Le continent africain, riche en ressources naturelles, a toujours attiré les convoitises des puissances étrangères. Pendant des siècles, les pays européens, en particulier la France, ont bénéficié de ces ressources pratiquement gratuitement, laissant les pays africains dans une situation économique précaire. Aujourd’hui, cette dynamique est en train de changer, notamment dans la région du Sahel, où des militaires au pouvoir au Mali, au Niger et au Burkina Faso cherchent à renégocier leurs relations avec l’ancienne puissance coloniale, y compris en ce qui concerne les accords miniers.
Un exemple frappant de ce changement est la décision récente des autorités de Niamey de réintégrer dans le domaine public de l’État le gisement d’uranium d’Imouraren, retirant ainsi le permis d’exploitation à la société française Orano (ex-Areva). Cette décision, annoncée le 24 juin 2024, s’inscrit dans la stratégie du Niger de renforcer sa souveraineté et de garantir que les richesses naturelles du pays contribuent davantage à son économie.
Cette décision a suscité de nombreuses réactions parmi les Nigériens et les observateurs internationaux. Pour beaucoup, c’est une étape nécessaire pour mettre fin à des décennies de ce qu’ils perçoivent comme une exploitation injuste.
Un commentateur a déclaré : “La France gagne l’uranium du Niger gratuitement, parce qu’elle considère que c’est sa colonie, tout simplement”. Cette opinion reflète un sentiment largement partagé que les accords miniers ont toujours favorisé la France aux dépens du Niger.
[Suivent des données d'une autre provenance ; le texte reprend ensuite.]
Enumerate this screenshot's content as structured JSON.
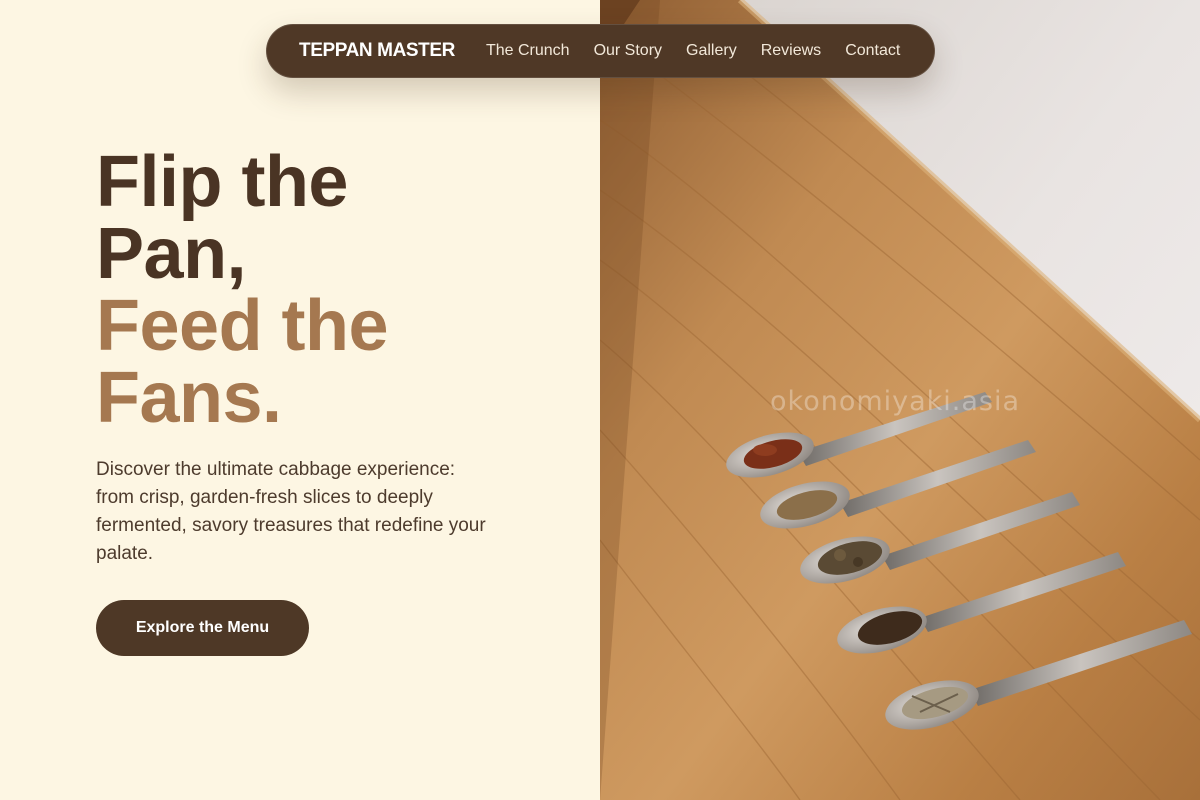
{
  "nav": {
    "brand": "TEPPAN MASTER",
    "links": [
      "The Crunch",
      "Our Story",
      "Gallery",
      "Reviews",
      "Contact"
    ]
  },
  "hero": {
    "title_line1": "Flip the",
    "title_line2": "Pan,",
    "title_line3": "Feed the",
    "title_line4": "Fans.",
    "description": "Discover the ultimate cabbage experience: from crisp, garden-fresh slices to deeply fermented, savory treasures that redefine your palate.",
    "cta_label": "Explore the Menu"
  },
  "image": {
    "watermark": "okonomiyaki.asia",
    "alt": "Five spoons of dried spices on a wooden board"
  },
  "colors": {
    "background": "#fdf6e3",
    "nav": "#4f3826",
    "title_dark": "#4a3424",
    "title_accent": "#a57850",
    "button": "#4e3826"
  }
}
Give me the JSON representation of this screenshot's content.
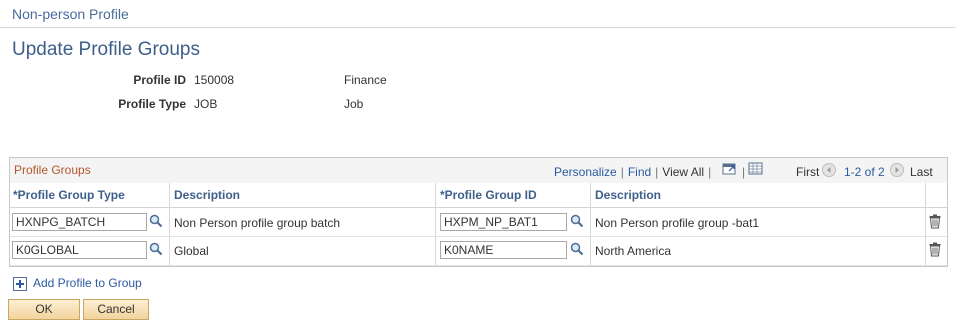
{
  "header": {
    "title": "Non-person Profile"
  },
  "page": {
    "title": "Update Profile Groups"
  },
  "profile": {
    "id_label": "Profile ID",
    "id_value": "150008",
    "id_desc": "Finance",
    "type_label": "Profile Type",
    "type_value": "JOB",
    "type_desc": "Job"
  },
  "grid": {
    "title": "Profile Groups",
    "nav": {
      "personalize": "Personalize",
      "find": "Find",
      "view_all": "View All",
      "first": "First",
      "range": "1-2 of 2",
      "last": "Last"
    },
    "columns": [
      "*Profile Group Type",
      "Description",
      "*Profile Group ID",
      "Description"
    ],
    "rows": [
      {
        "group_type": "HXNPG_BATCH",
        "type_desc": "Non Person profile group batch",
        "group_id": "HXPM_NP_BAT1",
        "id_desc": "Non Person profile group -bat1"
      },
      {
        "group_type": "K0GLOBAL",
        "type_desc": "Global",
        "group_id": "K0NAME",
        "id_desc": "North America"
      }
    ]
  },
  "actions": {
    "add_label": "Add Profile to Group",
    "ok_label": "OK",
    "cancel_label": "Cancel"
  },
  "icons": {
    "lookup": "magnifier-icon",
    "delete": "trash-icon",
    "add": "plus-icon",
    "colors": {
      "accent": "#3e5f8a",
      "grid_title": "#b2562c",
      "link": "#2c5aa0"
    }
  }
}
Un autre a ajouté : “Les Français ont pillé l’uranium du Niger, ce sont des pillards et des pyromanes”, soulignant la colère et la frustration envers ce qu’ils considèrent comme un vol systématique de leurs ressources.
Cependant, des inquiétudes subsistent quant à l’avenir de l’exploitation de l’uranium. “Orano n’a pas été une firme sérieuse, si pendant si longtemps elle n’a pas commencé la production, donc les autorités du Niger ont bien agi. Mais le problème qui se pose est : qui commencera l’exploitation, car c’est une nécessité pour l’économie nigérienne ?”, s’interroge un autre commentateur. Cette question souligne l’importance de trouver des partenaires fiables et de développer des capacités nationales pour exploiter ces ressources de manière durable.
Orano est présent au Niger depuis des décennies à travers ses filiales SOMAÏR, COMINAK et IMOURAREN. La société a exploité plusieurs gisements d’uranium dans le nord-ouest du Niger depuis 1971. Le gisement d’Imouraren est considéré comme l’un des plus importants au monde, et sa réintégration dans le domaine public représente une perte significative pour l’économie française, tout en promettant de meilleures retombées économiques pour le Niger.
Environ un quart des approvisionnements en uranium des centrales nucléaires européennes en 2022 provenait du Niger, et le pays fournissait 4,7 % de la production mondiale d’uranium. La révision des accords miniers et la reprise de contrôle par le Niger pourraient donc avoir des répercussions importantes sur l’approvisionnement en uranium en Europe.
La décision de retirer le permis d’exploitation à Orano s’inscrit dans une tendance plus large de reprise de contrôle par les pays africains de leurs ressources naturelles. Cette tendance est alimentée par un désir croissant de souveraineté et de justice économique, alors que de nombreux Africains estiment que les accords passés étaient inéquitables.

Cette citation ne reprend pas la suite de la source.